Se rió. Fue una risa corta, casi sin aire, como si se hubiera acordado de un chiste que solo ella entendía.
—No es venganza —aclaró—. Es que ya no quiero pagar por cosas que nunca me pertenecieron.
Hizo una pausa y miró la libreta abierta sobre su regazo.
—Ni por quien nunca me quiso.
Yo no soy abogado. No sé cuánto va a durar el juicio. Solo sé lo que vi desde mi taller: a una mujer que llegó pidiendo un diagnóstico de transmisión y terminó recogiendo el título de un carro que su esposo juraba que era suyo.

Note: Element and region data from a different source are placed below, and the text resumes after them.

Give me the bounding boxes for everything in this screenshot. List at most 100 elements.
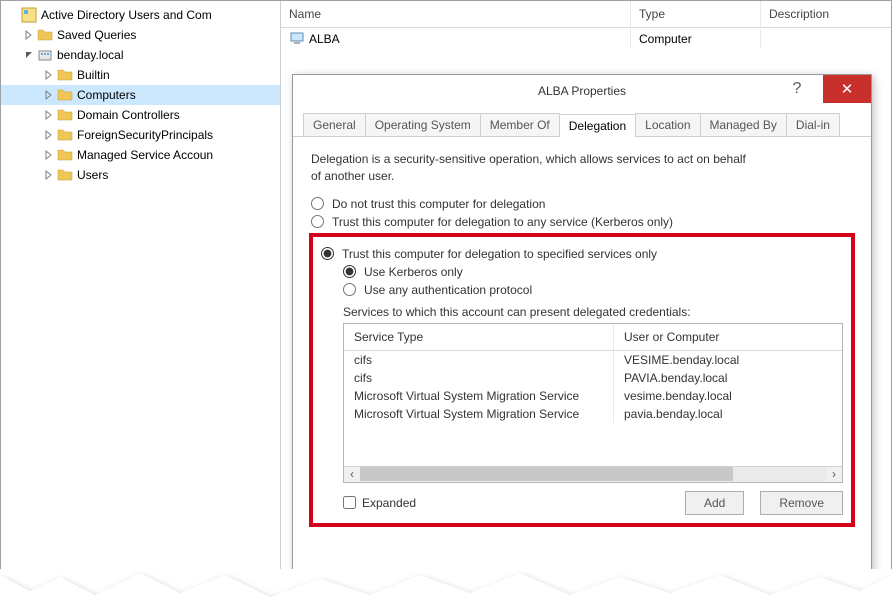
services-list[interactable]: Service Type User or Computer cifsVESIME… (343, 323, 843, 483)
service-row[interactable]: Microsoft Virtual System Migration Servi… (344, 387, 842, 405)
tab-location[interactable]: Location (635, 113, 700, 136)
service-row[interactable]: Microsoft Virtual System Migration Servi… (344, 405, 842, 423)
collapsed-icon[interactable] (41, 110, 57, 120)
collapsed-icon[interactable] (41, 130, 57, 140)
list-row[interactable]: ALBA Computer (281, 28, 891, 50)
domain-icon (37, 47, 53, 63)
tree-label: ForeignSecurityPrincipals (77, 128, 213, 142)
expanded-icon[interactable] (21, 50, 37, 60)
tree-label: Users (77, 168, 108, 182)
list-header: Name Type Description (281, 1, 891, 28)
remove-button[interactable]: Remove (760, 491, 843, 515)
tree-label: Builtin (77, 68, 110, 82)
help-button[interactable]: ? (777, 75, 817, 103)
tree-label: Active Directory Users and Com (41, 8, 212, 22)
tree-node-users[interactable]: Users (1, 165, 280, 185)
scroll-right-icon[interactable]: › (826, 467, 842, 481)
tree-node-builtin[interactable]: Builtin (1, 65, 280, 85)
add-button[interactable]: Add (685, 491, 744, 515)
checkbox-input[interactable] (343, 496, 356, 509)
radio-input[interactable] (311, 215, 324, 228)
services-label: Services to which this account can prese… (343, 305, 843, 319)
tree-root[interactable]: Active Directory Users and Com (1, 5, 280, 25)
collapsed-icon[interactable] (41, 90, 57, 100)
service-row[interactable]: cifsVESIME.benday.local (344, 351, 842, 369)
col-desc[interactable]: Description (761, 1, 891, 27)
service-type: Microsoft Virtual System Migration Servi… (344, 387, 614, 405)
radio-input[interactable] (321, 247, 334, 260)
delegation-description: Delegation is a security-sensitive opera… (311, 151, 751, 185)
radio-trust-any[interactable]: Trust this computer for delegation to an… (311, 215, 853, 229)
folder-icon (57, 87, 73, 103)
collapsed-icon[interactable] (41, 70, 57, 80)
radio-input[interactable] (343, 265, 356, 278)
col-type[interactable]: Type (631, 1, 761, 27)
radio-label: Use any authentication protocol (364, 283, 532, 297)
horizontal-scrollbar[interactable]: ‹ › (344, 466, 842, 482)
service-target: pavia.benday.local (614, 405, 842, 423)
tab-general[interactable]: General (303, 113, 366, 136)
radio-label: Use Kerberos only (364, 265, 463, 279)
radio-any-protocol[interactable]: Use any authentication protocol (343, 283, 843, 297)
scroll-left-icon[interactable]: ‹ (344, 467, 360, 481)
tree-label: Managed Service Accoun (77, 148, 213, 162)
tab-dial-in[interactable]: Dial-in (786, 113, 840, 136)
scroll-track[interactable] (360, 467, 826, 481)
row-name: ALBA (309, 32, 340, 46)
checkbox-label: Expanded (362, 496, 416, 510)
col-name[interactable]: Name (281, 1, 631, 27)
tab-delegation: Delegation is a security-sensitive opera… (293, 137, 871, 541)
tree-saved-queries[interactable]: Saved Queries (1, 25, 280, 45)
tree-label: Domain Controllers (77, 108, 180, 122)
folder-icon (57, 167, 73, 183)
radio-input[interactable] (343, 283, 356, 296)
nav-tree[interactable]: Active Directory Users and Com Saved Que… (1, 1, 281, 603)
tree-node-domain-controllers[interactable]: Domain Controllers (1, 105, 280, 125)
radio-label: Trust this computer for delegation to sp… (342, 247, 657, 261)
tab-operating-system[interactable]: Operating System (365, 113, 481, 136)
dialog-title: ALBA Properties (538, 84, 626, 98)
folder-icon (57, 127, 73, 143)
radio-label: Do not trust this computer for delegatio… (332, 197, 545, 211)
highlight-box: Trust this computer for delegation to sp… (309, 233, 855, 527)
collapsed-icon[interactable] (41, 150, 57, 160)
folder-icon (57, 147, 73, 163)
col-user-computer[interactable]: User or Computer (614, 324, 842, 350)
service-type: Microsoft Virtual System Migration Servi… (344, 405, 614, 423)
radio-label: Trust this computer for delegation to an… (332, 215, 673, 229)
service-type: cifs (344, 369, 614, 387)
tree-node-foreignsecurityprincipals[interactable]: ForeignSecurityPrincipals (1, 125, 280, 145)
radio-no-trust[interactable]: Do not trust this computer for delegatio… (311, 197, 853, 211)
service-target: VESIME.benday.local (614, 351, 842, 369)
service-target: vesime.benday.local (614, 387, 842, 405)
dialog-titlebar[interactable]: ALBA Properties ? ✕ (293, 75, 871, 107)
row-desc (761, 37, 891, 41)
radio-kerberos-only[interactable]: Use Kerberos only (343, 265, 843, 279)
tree-node-managed-service-accoun[interactable]: Managed Service Accoun (1, 145, 280, 165)
torn-edge (0, 569, 892, 603)
tree-label: Saved Queries (57, 28, 136, 42)
tree-domain[interactable]: benday.local (1, 45, 280, 65)
services-header: Service Type User or Computer (344, 324, 842, 351)
folder-icon (57, 107, 73, 123)
collapsed-icon[interactable] (41, 170, 57, 180)
scroll-thumb[interactable] (360, 467, 733, 481)
tree-label: Computers (77, 88, 136, 102)
expanded-checkbox[interactable]: Expanded (343, 496, 416, 510)
tab-managed-by[interactable]: Managed By (700, 113, 787, 136)
service-target: PAVIA.benday.local (614, 369, 842, 387)
tab-delegation[interactable]: Delegation (559, 114, 636, 137)
col-service-type[interactable]: Service Type (344, 324, 614, 350)
close-button[interactable]: ✕ (823, 75, 871, 103)
radio-trust-specified[interactable]: Trust this computer for delegation to sp… (321, 247, 843, 261)
tab-member-of[interactable]: Member Of (480, 113, 560, 136)
tree-node-computers[interactable]: Computers (1, 85, 280, 105)
radio-input[interactable] (311, 197, 324, 210)
folder-icon (37, 27, 53, 43)
aduc-icon (21, 7, 37, 23)
folder-icon (57, 67, 73, 83)
tree-label: benday.local (57, 48, 124, 62)
service-row[interactable]: cifsPAVIA.benday.local (344, 369, 842, 387)
service-type: cifs (344, 351, 614, 369)
collapsed-icon[interactable] (21, 30, 37, 40)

El perro Chato durmió en la puerta del taller toda aquella semana. El sábado, Marisol pasó por él en la Silverado que su tío le dejó. Se bajó, le abrió la puerta del copiloto y el animal subió de un salto. Antes de irse, bajó la ventanilla.
—Oiga, dígale a su gente que me guarde el aceite ese que le gusta al motor —dijo—. El sintético. El sábado que viene le traigo la troca de Ramón para que la revise también.
Cerró la ventanilla y arrancó. La troca dobló en la esquina de Alameda con St. Vrain, con Chato asomando el hocico por la rendija del vidrio, y se perdió entre las luces de la avenida. Yo me quedé un rato en la banqueta, con el trapo sucio en una mano y el sol pegándome en la nuca, escuchando el motor hasta que ya no se oyó nada.